Dell Inc. announced Feb. 5 it had signed a $24.4 billion purchase agreement with company founder, chairman and CEO Michael Dell that will return the company to private ownership.
According to the company, Michael Dell, in partnership with the technology investment firm Silver Lake, will pay Dell Inc. stockholders $13.65 per share—a 25 percent markup from the company's Jan. 11 closing price of $10.88, the day rumors of the acquisition became public.
"I believe this transaction will open an exciting new chapter for Dell, our customers and team members," Dell said. "We can deliver immediate value to stockholders while we continue the execution of our long-term strategy and focus on delivering best-in-class solutions to our customers as a private enterprise."
Dell and Silver Lake Managing Partner Egon Durban said the acquisition would allow Dell Inc. to execute its long-term strategy of focusing on becoming an integrated global IT solutions company and away from its original design as a computer hardware manufacturer. Without the pressure to satisfy stockholder demands, the company could enjoy greater freedom to shift its business focus.
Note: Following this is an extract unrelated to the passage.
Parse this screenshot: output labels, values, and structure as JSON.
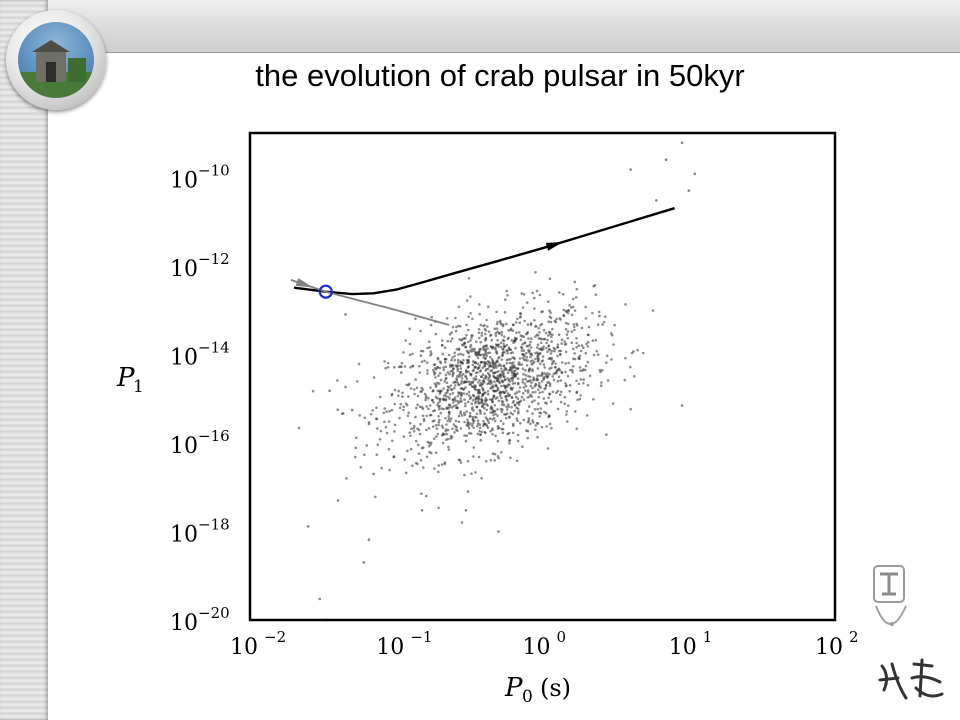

Dell, who currently retains approximately 14 percent of the company's stock, is expected to continue in his role as chairman and CEO of Dell Inc. The company said in a statement that its headquarters will remain in Round Rock.
The agreement allows for a 45-day "go-shop" period in which Dell Inc. is allowed to solicit counteroffers for the rights to purchase the company.
"The go-shop process provides a real opportunity to determine if there are alternatives superior to the present offer from Mr. Dell and Silver Lake," said Alex Mandl, lead director of Dell Inc.'s board of directors.
The deal is being financed by cash and equity provided by Michael Dell and Silver Lake, along with a $2 billion loan from Microsoft. Bank of America, Merrill Lynch, Barclays, Credit Suisse and RBC Capital Markets are also providing financing for the deal.